Awolowo, spoke against the backdrop of prediction by the Commonwealth Secretariat that the existing trade relations between Nigeria and United Kingdom (UK) was likely to increase from $3.7 billion to $4.5 billion in the wake of eventual exit of Britain from European Union.
Besides, the Commonwealth noted that with the proposed Trade and Investment Cooperation Agreement (TICA) between both countries, the UK’s Foreign Direct Investment (FDI) could increase to over 4 billion pounds from 1 billion pounds, by the year 2030, if both countries implemented programmes to improve trade competitiveness and ease of doing business between them.

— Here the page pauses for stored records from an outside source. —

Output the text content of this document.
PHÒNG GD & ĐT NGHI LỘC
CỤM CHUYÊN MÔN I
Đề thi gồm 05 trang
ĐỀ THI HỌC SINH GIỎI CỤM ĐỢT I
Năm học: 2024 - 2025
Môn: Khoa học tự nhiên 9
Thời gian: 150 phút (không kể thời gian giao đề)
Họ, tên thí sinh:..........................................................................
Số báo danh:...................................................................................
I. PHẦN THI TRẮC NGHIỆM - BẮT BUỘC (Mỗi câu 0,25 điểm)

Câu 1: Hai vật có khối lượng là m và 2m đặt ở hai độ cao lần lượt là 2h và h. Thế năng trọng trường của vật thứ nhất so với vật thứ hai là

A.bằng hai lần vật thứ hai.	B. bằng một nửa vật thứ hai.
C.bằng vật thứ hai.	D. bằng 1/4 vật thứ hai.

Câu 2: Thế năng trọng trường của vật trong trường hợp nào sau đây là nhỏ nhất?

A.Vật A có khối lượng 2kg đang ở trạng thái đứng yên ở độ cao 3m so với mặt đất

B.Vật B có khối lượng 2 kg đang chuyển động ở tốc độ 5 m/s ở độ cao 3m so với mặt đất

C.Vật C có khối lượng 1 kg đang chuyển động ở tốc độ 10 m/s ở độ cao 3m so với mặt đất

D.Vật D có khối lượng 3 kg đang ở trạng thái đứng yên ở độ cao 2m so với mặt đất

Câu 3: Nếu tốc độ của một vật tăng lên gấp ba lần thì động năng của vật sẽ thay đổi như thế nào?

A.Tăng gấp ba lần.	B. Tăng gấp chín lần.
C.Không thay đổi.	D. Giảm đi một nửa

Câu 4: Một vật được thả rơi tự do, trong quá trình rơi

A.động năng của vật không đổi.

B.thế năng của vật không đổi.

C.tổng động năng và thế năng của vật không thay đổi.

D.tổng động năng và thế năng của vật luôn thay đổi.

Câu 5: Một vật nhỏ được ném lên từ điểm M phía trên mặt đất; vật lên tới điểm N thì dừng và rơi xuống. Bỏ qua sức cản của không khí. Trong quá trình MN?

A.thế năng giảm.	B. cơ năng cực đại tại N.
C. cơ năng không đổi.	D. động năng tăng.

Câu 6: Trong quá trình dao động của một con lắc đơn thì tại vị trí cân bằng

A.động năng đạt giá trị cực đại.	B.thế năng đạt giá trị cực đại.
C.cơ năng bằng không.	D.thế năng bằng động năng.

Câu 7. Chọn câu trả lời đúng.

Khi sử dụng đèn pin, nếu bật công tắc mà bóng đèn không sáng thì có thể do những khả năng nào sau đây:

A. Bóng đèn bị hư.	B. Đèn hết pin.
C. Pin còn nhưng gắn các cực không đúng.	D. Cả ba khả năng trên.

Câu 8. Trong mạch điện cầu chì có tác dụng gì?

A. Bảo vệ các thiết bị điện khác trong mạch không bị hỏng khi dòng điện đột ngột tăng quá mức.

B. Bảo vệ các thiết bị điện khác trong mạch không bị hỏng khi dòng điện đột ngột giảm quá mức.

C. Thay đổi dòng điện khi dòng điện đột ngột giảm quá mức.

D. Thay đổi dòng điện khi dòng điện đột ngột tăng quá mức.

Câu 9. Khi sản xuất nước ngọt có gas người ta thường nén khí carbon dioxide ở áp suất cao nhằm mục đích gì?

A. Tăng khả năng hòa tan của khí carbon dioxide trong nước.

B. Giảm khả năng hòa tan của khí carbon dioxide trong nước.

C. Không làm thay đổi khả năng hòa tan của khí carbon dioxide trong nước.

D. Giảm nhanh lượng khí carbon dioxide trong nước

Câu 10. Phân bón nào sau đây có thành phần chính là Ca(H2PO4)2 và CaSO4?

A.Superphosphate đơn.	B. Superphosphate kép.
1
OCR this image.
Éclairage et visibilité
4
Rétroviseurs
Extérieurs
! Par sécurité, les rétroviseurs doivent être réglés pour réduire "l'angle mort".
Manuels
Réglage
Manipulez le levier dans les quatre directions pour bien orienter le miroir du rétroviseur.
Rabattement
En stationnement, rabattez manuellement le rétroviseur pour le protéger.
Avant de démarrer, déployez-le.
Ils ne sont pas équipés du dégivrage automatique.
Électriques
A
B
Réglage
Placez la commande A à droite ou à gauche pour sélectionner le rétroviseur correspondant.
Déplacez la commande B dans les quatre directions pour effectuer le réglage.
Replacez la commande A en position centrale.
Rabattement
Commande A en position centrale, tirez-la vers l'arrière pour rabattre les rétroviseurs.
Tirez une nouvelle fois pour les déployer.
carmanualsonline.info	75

Awolowo, speaking at a one-day stakeholders’ forum on Brexit with the theme ‘Brexit: Opportunities and Challenges for Nigeria,’ explained that the objective of the forum, which was organised in collaboration with the Commonwealth Secretariat, was to enable participants have a full understanding of the implications of Brexit on the socio-economic and political environment of Nigeria.
According to a Commonwealth report: “Nigeria’s export of services to UK may be further strengthened with the new trade and investment arrangements given that a number of professional service sectors are patterned after the UK, as enough similarities exist between the UK and Nigeria.”
The report indicated that there was the need to deepen the trade and investments engagements between Nigeria and the UK post-Brexit, adding that there was a range of new products and services that Nigeria could market to the UK, therefore helping to diversify its export basket.